Camille’s garden thrives because, along with her do-it-yourself spirit, she also finds ways to do-it-together. Camille designed the garden drawing inspiration from her neighbors. She cleared trash with help from the city. She planted fruit with help from volunteers. She maintains it mostly on her own, and sometimes with help from neighborhood teens who get paid by a nonprofit to do occasional heavy lifting. Camille – a dedicated do-it-yourselfer – has been an active steward of her street for decades. Now, by connecting her DIY energy with others, she made an even larger, more robust improvement.

Given the benefits of doing-it-together, why is doing-it-yourself unlikely to fade? Some residents dislike messy community entanglements. Some are too vulnerable to share time and money with others. Some worry about attracting unwanted attention, especially when an effective solution may also be also technically illegal. Most often, residents simply have limited options. DIY residents often live in areas organizations do not serve or have needs governments do not meet. For all these reasons, DIY tactics remain popular and are likely here to stay.

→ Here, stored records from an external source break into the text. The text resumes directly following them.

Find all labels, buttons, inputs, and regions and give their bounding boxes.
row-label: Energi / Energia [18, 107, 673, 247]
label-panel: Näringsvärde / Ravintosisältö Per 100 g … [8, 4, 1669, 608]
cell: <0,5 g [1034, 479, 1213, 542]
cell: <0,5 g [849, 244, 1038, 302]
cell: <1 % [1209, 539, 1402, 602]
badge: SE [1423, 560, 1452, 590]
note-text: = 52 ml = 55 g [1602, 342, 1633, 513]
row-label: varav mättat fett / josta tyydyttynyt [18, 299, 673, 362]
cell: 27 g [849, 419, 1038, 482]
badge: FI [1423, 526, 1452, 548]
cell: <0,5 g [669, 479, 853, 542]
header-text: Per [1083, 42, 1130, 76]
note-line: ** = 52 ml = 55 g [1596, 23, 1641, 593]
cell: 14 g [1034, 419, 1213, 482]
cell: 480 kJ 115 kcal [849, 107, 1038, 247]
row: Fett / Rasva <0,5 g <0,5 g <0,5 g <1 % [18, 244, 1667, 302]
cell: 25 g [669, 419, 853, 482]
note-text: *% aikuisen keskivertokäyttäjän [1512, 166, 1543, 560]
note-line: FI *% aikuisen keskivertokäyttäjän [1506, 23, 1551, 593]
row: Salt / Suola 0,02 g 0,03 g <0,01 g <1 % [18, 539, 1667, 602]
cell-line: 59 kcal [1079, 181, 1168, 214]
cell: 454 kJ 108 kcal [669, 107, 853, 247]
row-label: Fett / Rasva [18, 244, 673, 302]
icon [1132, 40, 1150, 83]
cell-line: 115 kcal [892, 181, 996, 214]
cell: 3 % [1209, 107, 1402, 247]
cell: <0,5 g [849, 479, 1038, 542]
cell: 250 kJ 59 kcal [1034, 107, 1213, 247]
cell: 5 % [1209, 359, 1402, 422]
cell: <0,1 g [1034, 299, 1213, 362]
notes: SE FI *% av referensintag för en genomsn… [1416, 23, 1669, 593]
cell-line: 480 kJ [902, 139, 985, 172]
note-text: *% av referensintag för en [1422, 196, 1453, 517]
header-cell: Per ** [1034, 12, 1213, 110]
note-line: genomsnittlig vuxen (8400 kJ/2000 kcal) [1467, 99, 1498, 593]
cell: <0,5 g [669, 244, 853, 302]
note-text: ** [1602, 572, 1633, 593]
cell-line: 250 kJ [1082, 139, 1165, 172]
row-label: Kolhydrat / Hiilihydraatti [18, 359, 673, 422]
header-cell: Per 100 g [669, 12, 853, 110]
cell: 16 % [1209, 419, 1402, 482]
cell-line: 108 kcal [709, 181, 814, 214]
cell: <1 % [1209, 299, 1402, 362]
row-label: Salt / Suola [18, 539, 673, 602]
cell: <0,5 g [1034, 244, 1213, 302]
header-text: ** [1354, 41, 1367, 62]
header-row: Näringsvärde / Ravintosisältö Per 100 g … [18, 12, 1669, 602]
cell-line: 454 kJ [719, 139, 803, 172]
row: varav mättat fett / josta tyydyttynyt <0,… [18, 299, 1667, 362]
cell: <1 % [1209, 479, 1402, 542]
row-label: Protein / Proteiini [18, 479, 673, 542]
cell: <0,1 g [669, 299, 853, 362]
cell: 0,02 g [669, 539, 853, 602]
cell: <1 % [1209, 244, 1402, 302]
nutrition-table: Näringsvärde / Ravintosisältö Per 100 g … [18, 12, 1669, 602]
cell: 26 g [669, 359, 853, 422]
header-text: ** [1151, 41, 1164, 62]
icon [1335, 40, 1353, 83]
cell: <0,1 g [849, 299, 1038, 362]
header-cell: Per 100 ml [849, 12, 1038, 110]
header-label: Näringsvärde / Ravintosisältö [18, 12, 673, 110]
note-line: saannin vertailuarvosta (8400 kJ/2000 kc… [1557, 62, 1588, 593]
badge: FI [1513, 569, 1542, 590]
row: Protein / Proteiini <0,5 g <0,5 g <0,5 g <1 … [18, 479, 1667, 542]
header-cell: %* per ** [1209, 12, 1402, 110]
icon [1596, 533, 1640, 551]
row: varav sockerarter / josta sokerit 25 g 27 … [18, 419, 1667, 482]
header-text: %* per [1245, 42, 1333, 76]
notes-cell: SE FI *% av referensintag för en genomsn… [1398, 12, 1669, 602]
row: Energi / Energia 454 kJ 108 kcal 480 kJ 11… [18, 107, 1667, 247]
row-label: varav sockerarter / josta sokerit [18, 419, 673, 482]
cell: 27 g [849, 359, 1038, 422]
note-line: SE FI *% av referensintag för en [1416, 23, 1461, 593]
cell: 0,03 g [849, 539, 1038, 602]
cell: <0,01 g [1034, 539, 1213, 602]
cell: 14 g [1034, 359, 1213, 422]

DIY residents taking smart, small-scale, tactical steps to replace landscapes of blight with spaces of hope. The work is hard and the benefits fleeting, a reminder of the need for organized political change. But DIY activism does make a difference.

House-by-house and lot-by-lot, resilient residents improve city spaces, encourage positive social interactions, and bring resources to communities, especially when working together.